But while clinging to its tough negotiating stance, China also has been racing to develop alternative, nonpolluting energy sources.
China now holds two seemingly contradictory titles: It creates the most greenhouse gas pollution of any country, and it has developed more renewable energy than any country.
It is the largest producer of wind turbines, followed by the United States and Germany. It produces the most photovoltaic solar panels. It has shut down inefficient old manufacturing plants. And the agreement it announced Wednesday follows other ambitious — and largely successful — long-range planning goals to cut carbon.
Those goals started in 2006, when the central government became nervous about the consequences of the country’s fourfold expansion of energy consumption in the previous two decades. Those consequences included choking air pollution and degradation of the environment.
More to the point, the government began to see the regular protests over pollution in the cities and the countryside as a potential threat to its rule. And the political class — as well as their wives and children — are subjected equally to air pollution that in Beijing has soared to 20 times the World Health Organization safety standards.
The government in 2006 announced a 20 percent reduction in per-person energy use by 2010, and as that goal neared completion, it announced in 2009 a further 40 to 45 percent reduction in per-person carbon emissions by 2020.

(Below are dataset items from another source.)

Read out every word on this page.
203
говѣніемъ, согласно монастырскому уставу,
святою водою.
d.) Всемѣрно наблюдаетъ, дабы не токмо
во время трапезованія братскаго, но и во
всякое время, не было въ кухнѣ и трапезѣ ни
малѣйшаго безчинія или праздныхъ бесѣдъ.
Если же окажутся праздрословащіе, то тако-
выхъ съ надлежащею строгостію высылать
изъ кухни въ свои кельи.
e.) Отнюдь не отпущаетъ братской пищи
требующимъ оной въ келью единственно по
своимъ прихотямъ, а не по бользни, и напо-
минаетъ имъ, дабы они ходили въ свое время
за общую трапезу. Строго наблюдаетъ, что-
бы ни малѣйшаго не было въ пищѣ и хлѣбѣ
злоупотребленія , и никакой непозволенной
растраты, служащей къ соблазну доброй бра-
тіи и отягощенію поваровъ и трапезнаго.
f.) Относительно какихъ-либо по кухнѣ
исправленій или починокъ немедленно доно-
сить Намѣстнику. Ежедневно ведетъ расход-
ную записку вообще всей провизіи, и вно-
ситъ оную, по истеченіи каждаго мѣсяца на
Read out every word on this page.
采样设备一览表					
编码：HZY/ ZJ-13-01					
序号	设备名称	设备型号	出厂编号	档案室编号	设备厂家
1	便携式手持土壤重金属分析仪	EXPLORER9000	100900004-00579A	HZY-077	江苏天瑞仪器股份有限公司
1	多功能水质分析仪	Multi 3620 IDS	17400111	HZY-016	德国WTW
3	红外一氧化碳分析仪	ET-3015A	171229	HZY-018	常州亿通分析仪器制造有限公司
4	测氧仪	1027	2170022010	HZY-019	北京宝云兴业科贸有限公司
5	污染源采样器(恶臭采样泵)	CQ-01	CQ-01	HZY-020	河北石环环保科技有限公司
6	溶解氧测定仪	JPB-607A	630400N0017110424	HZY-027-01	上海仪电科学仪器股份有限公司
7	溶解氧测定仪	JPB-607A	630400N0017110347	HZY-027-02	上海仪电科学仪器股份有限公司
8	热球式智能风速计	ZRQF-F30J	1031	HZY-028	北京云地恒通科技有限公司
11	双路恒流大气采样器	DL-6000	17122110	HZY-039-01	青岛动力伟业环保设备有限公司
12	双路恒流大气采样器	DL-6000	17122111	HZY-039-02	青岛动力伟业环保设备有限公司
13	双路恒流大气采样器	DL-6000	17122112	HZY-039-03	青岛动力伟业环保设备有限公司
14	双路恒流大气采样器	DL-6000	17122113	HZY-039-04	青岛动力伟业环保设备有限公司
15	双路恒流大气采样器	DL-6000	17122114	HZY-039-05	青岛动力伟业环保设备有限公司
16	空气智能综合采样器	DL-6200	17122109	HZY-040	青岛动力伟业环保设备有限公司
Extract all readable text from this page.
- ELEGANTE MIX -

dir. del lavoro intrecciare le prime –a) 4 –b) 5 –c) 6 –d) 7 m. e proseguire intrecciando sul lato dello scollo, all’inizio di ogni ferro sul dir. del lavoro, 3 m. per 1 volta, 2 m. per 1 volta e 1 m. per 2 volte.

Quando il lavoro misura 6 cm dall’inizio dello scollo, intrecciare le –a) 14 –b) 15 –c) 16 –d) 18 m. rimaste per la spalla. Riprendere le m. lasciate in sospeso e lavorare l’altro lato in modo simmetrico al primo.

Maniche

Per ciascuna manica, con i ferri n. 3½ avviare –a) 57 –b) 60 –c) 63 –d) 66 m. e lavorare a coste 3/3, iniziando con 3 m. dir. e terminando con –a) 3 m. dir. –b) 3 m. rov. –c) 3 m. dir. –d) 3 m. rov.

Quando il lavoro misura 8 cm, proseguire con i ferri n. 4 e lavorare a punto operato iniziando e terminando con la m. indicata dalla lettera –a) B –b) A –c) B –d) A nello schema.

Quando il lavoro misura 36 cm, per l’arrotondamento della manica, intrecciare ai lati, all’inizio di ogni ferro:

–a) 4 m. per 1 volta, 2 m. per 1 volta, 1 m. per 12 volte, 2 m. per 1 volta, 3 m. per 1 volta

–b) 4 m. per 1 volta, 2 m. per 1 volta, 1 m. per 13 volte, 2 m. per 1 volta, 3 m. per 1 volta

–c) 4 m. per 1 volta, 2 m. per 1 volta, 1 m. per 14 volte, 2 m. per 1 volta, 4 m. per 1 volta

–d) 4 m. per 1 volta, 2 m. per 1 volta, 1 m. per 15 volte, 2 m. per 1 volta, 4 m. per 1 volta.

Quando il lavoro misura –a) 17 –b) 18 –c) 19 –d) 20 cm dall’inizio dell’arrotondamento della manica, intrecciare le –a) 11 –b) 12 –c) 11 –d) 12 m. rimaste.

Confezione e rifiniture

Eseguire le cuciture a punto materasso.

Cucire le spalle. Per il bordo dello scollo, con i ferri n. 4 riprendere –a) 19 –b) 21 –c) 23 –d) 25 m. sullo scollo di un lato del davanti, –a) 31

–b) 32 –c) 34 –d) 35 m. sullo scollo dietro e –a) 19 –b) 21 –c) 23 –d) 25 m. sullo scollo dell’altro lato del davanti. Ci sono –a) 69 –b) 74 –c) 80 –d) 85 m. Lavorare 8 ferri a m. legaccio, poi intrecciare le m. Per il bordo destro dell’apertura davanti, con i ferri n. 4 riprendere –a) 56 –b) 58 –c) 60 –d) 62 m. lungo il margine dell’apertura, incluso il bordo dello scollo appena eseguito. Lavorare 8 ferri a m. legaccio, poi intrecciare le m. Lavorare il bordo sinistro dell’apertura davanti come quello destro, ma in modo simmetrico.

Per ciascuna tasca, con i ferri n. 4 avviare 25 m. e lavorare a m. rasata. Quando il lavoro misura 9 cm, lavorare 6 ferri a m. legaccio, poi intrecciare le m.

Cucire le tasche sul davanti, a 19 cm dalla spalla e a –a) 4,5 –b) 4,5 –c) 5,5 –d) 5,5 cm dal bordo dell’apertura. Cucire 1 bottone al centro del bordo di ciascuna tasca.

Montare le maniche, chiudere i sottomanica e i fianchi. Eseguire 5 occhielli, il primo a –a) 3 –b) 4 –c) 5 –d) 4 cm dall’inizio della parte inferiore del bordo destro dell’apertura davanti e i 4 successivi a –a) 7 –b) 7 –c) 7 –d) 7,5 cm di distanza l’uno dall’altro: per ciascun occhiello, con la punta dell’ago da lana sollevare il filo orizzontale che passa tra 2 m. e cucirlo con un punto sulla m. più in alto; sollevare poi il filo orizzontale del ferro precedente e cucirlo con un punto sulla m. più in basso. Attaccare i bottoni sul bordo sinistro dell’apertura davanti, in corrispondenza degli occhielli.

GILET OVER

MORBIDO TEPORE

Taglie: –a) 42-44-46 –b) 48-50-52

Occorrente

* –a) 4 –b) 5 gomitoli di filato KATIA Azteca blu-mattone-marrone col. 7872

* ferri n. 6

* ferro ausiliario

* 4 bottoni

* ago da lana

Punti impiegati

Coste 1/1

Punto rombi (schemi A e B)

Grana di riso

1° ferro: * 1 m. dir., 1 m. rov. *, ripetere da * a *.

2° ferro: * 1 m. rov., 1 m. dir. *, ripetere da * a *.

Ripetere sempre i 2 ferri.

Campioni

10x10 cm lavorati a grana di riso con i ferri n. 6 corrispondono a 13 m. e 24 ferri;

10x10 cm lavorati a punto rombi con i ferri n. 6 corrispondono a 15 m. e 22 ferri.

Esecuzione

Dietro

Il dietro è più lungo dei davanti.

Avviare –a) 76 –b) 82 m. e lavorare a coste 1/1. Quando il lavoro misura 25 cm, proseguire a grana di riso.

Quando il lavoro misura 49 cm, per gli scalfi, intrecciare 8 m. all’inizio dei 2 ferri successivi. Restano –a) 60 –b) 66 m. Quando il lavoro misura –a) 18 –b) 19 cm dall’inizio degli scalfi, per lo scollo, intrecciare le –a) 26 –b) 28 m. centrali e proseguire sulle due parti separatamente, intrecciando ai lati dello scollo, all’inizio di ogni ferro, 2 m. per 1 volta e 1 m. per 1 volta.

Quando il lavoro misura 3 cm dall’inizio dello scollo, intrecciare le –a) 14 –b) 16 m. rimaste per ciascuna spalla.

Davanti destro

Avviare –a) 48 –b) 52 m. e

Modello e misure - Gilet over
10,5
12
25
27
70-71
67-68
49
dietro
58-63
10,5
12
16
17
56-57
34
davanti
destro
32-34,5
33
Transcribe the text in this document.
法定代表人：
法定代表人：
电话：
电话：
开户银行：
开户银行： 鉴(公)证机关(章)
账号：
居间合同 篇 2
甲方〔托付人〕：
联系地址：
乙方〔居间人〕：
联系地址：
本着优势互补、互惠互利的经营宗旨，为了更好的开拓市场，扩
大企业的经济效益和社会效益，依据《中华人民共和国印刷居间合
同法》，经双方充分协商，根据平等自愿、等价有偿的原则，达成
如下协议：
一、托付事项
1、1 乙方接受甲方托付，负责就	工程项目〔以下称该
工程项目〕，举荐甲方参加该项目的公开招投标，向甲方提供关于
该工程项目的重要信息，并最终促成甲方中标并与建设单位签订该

The central government also has ordered a tenfold increase in nuclear power, a jump to 150 gigawatts from 3 gigawatts in wind power over 15 years, a tripling of solar power capacity to 70 gigawatts by 2017, and a massive expansion of hydro power. In the agreement announced Wednesday, China pledged to get 20 percent of its energy from nonpolluting sources by 2030, double its current proportion.
It is dabbling with several experimental cap-and-trade schemes, and has debated the possibility of adopting a game-changing carbon tax as a national strategy.
These are not paper tiger goals. China came very close to meeting its targets in 2010 by ordering the closure of factories and demanding higher auto fuel efficiency. China experts say that is one reason not to underestimate the country’s ability to meet ambitious goals: It can simply order compliance without running afoul of a recalcitrant Republican Congress.
This is not to suggest the map of China should be painted climate-friendly green. In a magnified version of President Obama’s “all of the above” energy strategy, China is pushing ahead with construction of coal plants at a rate of one new plant every 10 days. It is eyeing what could be enormous shale gas fields.
Some of its ambitious conservation goals will be undermined by local industry officials who still are rewarded for exceeding production targets, not saving energy. And persistent corruption and manufacturing shortcomings may be obstacles; there are reports of fields of wind turbines standing idle because they do not work or aren’t connected to a grid.
But if China achieves only part of its potential, the result could be dramatic. With wind power alone, China theoretically could provide many multiples of the energy it now consumes.
The question, as Chris P. Nielson, executive director of the China Project at Harvard, put it in a New York Times op-ed last year, is whether China will win the battles but not the war on greenhouse gas emissions. It may be that the country’s economic growth has too much momentum, and the challenges of atmospheric change are too daunting, for anyone to stop the storm of climate change.